= Link Piano and Organ Company =

American musical instrument manufacturer

The Link Piano and Organ Company was an American manufacturer of pianos, orchestrions, fotoplayers, and theatre pipe organs.

During the early 1900s, George T. Link was managing a small firm named Shaft Brothers Piano Company, which manufactured and sold pianos to the Automatic Musical Company of Binghamton, New York. When the Automatic Musical Company went bankrupt about a decade later, George's son, Edwin A. Link, Sr., became employed by the creditors to go to Binghamton and operate the company. The Links, with their two sons, George and Edwin Jr., moved from Huntington, Indiana to Binghamton that same year. Edwin Sr. was successful at turning the company around, and later purchased the company from the creditors, then changed the name to the Link Piano Company.

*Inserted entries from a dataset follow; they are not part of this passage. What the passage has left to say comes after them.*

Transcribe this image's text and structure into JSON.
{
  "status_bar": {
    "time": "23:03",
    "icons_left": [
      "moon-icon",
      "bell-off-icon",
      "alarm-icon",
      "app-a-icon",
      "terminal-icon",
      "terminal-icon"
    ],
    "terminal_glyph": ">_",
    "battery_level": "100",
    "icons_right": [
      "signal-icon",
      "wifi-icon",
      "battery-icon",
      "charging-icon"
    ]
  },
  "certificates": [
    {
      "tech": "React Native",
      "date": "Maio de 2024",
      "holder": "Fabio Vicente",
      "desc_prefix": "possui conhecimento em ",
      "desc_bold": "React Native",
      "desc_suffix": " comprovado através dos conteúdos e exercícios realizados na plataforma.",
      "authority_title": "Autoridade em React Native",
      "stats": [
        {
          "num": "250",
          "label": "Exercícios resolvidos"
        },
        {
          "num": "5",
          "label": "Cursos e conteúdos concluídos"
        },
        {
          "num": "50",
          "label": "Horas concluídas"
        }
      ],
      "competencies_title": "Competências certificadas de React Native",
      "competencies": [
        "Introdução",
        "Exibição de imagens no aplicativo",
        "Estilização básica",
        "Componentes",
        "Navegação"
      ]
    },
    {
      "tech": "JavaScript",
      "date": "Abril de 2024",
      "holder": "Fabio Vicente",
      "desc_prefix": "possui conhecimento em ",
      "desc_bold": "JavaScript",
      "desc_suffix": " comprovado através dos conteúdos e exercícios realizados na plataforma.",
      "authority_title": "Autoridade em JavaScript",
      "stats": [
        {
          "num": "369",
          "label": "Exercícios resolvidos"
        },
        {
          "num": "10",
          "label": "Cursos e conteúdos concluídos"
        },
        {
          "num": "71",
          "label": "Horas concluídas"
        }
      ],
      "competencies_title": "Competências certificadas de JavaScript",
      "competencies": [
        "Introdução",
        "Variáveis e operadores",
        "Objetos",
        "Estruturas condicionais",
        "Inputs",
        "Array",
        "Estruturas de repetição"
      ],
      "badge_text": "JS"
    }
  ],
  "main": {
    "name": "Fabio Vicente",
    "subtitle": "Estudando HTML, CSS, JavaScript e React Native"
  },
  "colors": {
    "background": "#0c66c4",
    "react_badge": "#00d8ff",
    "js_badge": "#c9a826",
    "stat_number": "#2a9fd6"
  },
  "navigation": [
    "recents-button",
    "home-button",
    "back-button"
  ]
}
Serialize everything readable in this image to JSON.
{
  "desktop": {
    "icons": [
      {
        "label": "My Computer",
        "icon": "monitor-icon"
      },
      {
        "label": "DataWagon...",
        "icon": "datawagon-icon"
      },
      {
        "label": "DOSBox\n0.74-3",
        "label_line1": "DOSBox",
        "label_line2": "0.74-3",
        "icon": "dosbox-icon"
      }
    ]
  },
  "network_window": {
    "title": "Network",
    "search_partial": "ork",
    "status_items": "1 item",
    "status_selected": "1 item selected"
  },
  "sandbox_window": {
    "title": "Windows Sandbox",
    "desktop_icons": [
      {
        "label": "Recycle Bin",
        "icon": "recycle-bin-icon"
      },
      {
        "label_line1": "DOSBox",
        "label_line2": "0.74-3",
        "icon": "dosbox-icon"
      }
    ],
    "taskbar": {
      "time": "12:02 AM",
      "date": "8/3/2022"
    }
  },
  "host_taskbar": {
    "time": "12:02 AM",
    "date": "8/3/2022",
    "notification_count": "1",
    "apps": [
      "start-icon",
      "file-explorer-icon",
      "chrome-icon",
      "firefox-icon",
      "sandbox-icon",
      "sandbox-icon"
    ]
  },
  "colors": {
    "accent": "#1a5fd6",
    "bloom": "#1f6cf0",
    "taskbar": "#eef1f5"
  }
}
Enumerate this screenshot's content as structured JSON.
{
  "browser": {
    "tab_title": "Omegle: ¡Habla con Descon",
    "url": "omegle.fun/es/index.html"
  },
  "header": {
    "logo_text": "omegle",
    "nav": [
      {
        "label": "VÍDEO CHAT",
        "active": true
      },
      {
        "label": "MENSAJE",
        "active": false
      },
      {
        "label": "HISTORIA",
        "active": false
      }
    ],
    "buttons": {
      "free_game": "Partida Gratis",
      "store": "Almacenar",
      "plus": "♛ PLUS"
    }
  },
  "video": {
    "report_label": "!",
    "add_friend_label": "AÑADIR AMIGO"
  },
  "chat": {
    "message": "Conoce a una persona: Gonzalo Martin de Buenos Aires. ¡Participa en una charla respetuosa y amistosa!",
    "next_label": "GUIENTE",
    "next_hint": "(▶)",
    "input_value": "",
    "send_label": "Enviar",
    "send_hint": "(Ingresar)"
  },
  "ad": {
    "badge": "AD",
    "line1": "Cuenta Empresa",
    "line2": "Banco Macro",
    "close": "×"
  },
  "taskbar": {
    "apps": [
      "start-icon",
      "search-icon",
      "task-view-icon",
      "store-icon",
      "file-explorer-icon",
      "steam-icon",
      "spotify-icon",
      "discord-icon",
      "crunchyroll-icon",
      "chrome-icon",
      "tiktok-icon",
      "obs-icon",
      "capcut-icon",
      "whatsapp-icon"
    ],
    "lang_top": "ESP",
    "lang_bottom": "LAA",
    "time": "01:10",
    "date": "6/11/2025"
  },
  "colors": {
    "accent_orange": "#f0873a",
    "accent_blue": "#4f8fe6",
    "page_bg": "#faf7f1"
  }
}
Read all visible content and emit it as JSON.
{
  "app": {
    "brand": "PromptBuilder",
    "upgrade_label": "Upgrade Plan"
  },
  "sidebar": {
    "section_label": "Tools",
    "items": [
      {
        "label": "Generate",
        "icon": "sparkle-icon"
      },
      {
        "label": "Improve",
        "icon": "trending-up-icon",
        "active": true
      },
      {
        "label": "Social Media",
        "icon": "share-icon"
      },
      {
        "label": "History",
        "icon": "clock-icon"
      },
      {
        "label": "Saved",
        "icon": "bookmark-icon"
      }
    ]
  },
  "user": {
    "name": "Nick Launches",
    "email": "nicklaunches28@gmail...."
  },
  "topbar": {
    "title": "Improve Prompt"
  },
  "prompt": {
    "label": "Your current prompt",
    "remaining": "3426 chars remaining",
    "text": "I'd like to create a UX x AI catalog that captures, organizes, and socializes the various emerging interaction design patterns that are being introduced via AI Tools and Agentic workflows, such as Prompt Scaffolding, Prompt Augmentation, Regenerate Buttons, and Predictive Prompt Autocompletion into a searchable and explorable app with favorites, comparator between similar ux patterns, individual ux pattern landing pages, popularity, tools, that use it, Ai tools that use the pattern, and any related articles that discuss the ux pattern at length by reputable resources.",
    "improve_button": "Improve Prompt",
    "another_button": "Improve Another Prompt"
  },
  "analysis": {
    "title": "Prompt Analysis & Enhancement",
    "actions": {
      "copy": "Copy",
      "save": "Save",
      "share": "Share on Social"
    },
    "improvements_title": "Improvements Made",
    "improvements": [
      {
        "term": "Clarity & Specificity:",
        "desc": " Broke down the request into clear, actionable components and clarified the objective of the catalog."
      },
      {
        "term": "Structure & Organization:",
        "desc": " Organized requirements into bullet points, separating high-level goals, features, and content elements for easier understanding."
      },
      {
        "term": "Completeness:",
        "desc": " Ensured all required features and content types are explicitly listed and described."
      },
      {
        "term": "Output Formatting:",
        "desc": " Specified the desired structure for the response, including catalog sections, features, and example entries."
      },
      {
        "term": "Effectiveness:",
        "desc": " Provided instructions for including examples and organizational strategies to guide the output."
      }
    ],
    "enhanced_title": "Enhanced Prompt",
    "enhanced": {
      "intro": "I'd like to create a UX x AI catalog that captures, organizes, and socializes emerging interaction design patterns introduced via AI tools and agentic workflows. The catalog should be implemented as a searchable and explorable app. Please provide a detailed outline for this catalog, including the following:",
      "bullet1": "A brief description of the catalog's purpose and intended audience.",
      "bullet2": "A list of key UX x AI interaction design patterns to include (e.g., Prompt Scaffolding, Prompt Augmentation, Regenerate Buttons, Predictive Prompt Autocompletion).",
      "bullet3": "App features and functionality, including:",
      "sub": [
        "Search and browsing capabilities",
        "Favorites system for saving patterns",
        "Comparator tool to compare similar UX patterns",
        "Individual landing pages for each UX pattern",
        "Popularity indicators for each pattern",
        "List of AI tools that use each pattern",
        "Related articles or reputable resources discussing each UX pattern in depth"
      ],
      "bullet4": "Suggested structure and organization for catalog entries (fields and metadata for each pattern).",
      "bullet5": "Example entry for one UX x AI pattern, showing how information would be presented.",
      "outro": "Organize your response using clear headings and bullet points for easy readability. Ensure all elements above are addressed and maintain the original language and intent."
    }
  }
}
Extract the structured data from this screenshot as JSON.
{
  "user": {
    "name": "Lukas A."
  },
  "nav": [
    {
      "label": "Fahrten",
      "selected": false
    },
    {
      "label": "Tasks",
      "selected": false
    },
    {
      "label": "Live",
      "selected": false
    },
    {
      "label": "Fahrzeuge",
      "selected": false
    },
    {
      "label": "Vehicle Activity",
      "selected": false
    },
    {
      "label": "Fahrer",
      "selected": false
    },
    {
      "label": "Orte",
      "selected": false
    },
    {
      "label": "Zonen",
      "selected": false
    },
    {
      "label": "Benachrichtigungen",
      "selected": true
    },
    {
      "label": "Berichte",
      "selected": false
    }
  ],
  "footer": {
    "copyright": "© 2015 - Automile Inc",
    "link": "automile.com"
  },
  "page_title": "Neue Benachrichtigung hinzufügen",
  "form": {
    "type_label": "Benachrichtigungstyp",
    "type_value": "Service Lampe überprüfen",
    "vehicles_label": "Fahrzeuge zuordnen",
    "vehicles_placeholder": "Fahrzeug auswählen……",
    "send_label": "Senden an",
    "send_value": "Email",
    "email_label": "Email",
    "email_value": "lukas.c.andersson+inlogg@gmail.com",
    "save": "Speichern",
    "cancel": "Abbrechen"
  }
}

For some time, the business primarily focused on making player pianos and orchestrions.

The Star Theater, which was the oldest movie house in Binghamton, was the first to use the Link automatic piano to provide music for its silent films. As larger and more elaborate movie theatres were built, and more versatile organs were demanded, the company began manufacturing theatre pipe organs. At this time, the company's name was expanded to the Link Piano and Organ Company.

The company produced about 130 theatre organs, before going out of business around 1932.

Ed Link, Jr used the bellows technology from the automatic piano in his Link Trainer flight simulators.